= Sudhir Dhawale =

Actor, activist

Sudhir Dhawale is an Indian activist, actor and publisher of the bi-monthly Marathi magazine Vidrohi. He is also the founder of organisation, Republican Panthers.

== Personal life ==
Sudhir Dhawale was born into a family in Indora, a slum community in Nagpur.

== Activism and advocacy for Dalit rights ==
He has campaigned for the effective implementation of the Scheduled Caste and Scheduled Tribe (Prevention of Atrocities) Act, 1989. In particular he took up the cause of Dalits in violent incidents such as the Ramabai Nagar Dalit Hatyakand in Ghatkopar in Mumbai (1997), the Kherlanji massacre, Rohidas Tupe murder, Baban Misal murder, the Manorama Kamble gang rape and murder case in Nagpu and the Sahebrao Jondhale murder. Through his editorial, journalistic and stage work he tried to emphasize the plight of dalits in this day and age as some claim that he had no sympathies, much less showed support for, naxalites. They claim that he was a believer in doctrines of democracy and had therefore pursued the role of an activist rather than taking part in any armed struggle. His funding is also claimed to have come from fellow activists, donations and contributions from various people, including those that he tried to help. His wife was an activist for women's rights before marriage and afterwards took up nursing to support their family while he pursued activism.

=== Initiatives and organizational contributions ===
In the aftermath of the 2002 Gujarat riots, he launched his magazine, Vidrohi. In the aftermath of the Khairlanji massacre in 2006, he started the Ramabai Nagar-Khairlanji Hatyaakand Virodhi Sangharsh Samiti.

He is a founding member of the Republican Panther Jaatiya Antachi Chalwal formed on 6 December 2007, for the elimination of the caste system in India, mostly as a reaction to the state action against 2006 Dalit protests in Maharashtra.

In 2013, his organization attended the Chandigarh conference on Marxism and caste organized by Arvind Memorial Trust.

==Arrest and controversy==
On 2 January 2011, he was arrested from Wardha railway station by a team of Gondia police and a team from the Nagpur division of ATS, while trying to board a train to Mumbai. He was taken to Gondia and produced before a local court which awarded police his custody until 12 January 2011. Subsequently, he was booked for waging war against the state under section 121 of the Indian Penal Code and charged with sedition (Sec 124) and booked under Sections 17, 20 and 39 of the Unlawful Activities Prevention Act (UAPA). This put Dhawale at the center of a human rights controversy.

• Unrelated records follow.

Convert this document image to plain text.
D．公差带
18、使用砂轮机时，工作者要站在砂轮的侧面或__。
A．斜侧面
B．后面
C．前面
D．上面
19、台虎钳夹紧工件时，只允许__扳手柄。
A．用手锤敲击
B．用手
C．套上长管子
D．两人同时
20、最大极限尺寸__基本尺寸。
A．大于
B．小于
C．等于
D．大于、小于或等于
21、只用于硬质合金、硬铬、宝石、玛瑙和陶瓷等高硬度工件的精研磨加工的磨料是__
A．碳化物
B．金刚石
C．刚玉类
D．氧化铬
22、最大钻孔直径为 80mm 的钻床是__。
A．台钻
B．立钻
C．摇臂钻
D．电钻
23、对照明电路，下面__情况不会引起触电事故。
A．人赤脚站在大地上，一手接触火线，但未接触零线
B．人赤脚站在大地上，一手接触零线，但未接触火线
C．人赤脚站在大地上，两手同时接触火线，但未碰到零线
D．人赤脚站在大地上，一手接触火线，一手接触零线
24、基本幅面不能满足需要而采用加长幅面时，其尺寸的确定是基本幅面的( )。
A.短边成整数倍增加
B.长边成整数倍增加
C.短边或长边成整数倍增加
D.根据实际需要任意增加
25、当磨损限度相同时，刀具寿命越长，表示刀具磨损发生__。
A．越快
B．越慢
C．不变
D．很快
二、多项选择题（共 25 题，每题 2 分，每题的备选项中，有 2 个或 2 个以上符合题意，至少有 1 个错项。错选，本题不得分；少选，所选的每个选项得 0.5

His arrest is controversial due to:
1. allegedly illegal entry and search of his Mumbai apartment, carried out when his wife was away at work and only his two children, aged 10 and 15, were at home.
2. the seizure and inventorying of seized articles was allegedly done in the absence of credible independent witnesses and his wife was made to sign the list allegedly under duress.

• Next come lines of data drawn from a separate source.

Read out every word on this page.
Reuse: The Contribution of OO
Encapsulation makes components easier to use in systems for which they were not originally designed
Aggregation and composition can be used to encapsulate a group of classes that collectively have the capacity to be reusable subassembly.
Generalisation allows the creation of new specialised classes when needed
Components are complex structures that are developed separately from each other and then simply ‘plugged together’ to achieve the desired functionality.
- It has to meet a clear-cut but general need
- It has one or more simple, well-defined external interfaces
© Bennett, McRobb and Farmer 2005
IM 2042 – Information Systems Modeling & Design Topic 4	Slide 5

== Controversies and legal challenges ==
Activists and media are drawing attention to parallels with perceived persecution of Dr. Binayak Sen from Chhattisgarh due to alleged but unproven links with the naxal movement and social activism.

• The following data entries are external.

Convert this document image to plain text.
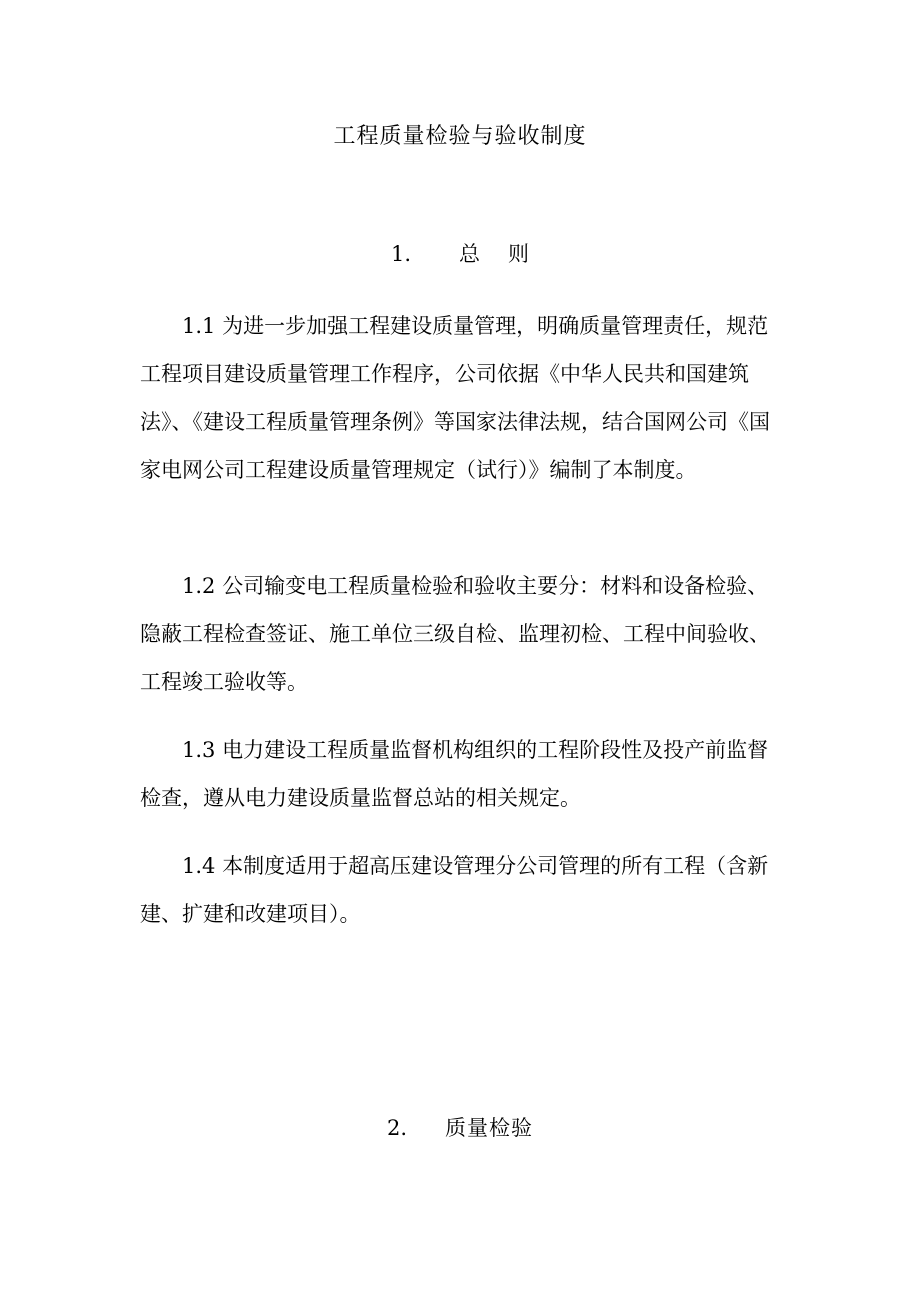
工程质量检验与验收制度
1. 总则

1.1 为进一步加强工程建设质量管理，明确质量管理责任，规范工程项目建设质量管理工作程序，公司依据《中华人民共和国建筑法》、《建设工程质量管理条例》等国家法律法规，结合国网公司《国家电网公司工程建设质量管理规定（试行）》编制了本制度。

1.2 公司输变电工程质量检验和验收主要分：材料和设备检验、隐蔽工程检查签证、施工单位三级自检、监理初检、工程中间验收、工程竣工验收等。

1.3 电力建设工程质量监督机构组织的工程阶段性及投产前监督检查，遵从电力建设质量监督总站的相关规定。

1.4 本制度适用于超高压建设管理分公司管理的所有工程（含新建、扩建和改建项目）。

2. 质量检验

Dhawale co-organised the Elgaar Parishad on 31 December 2017, to commemorate the two-hundredth anniversary of the Bhima Koregaon Battle. The event was followed by violent clashes. In response, the state government set up an inquiry commission headed by a retired judge to look into the riots. Dhawale and fellow activists went around gathering evidence to put before the commission.

On 6 June 2018, he was arrested by Pune Police in a joint operation, in which four others- Surendra Gadling, Shoma Sen, Mahesh Raut and Rona Wilson- were also arrested. They were accused of having Maoist links and charged under the Unlawful Activities Prevention Act (UAPA).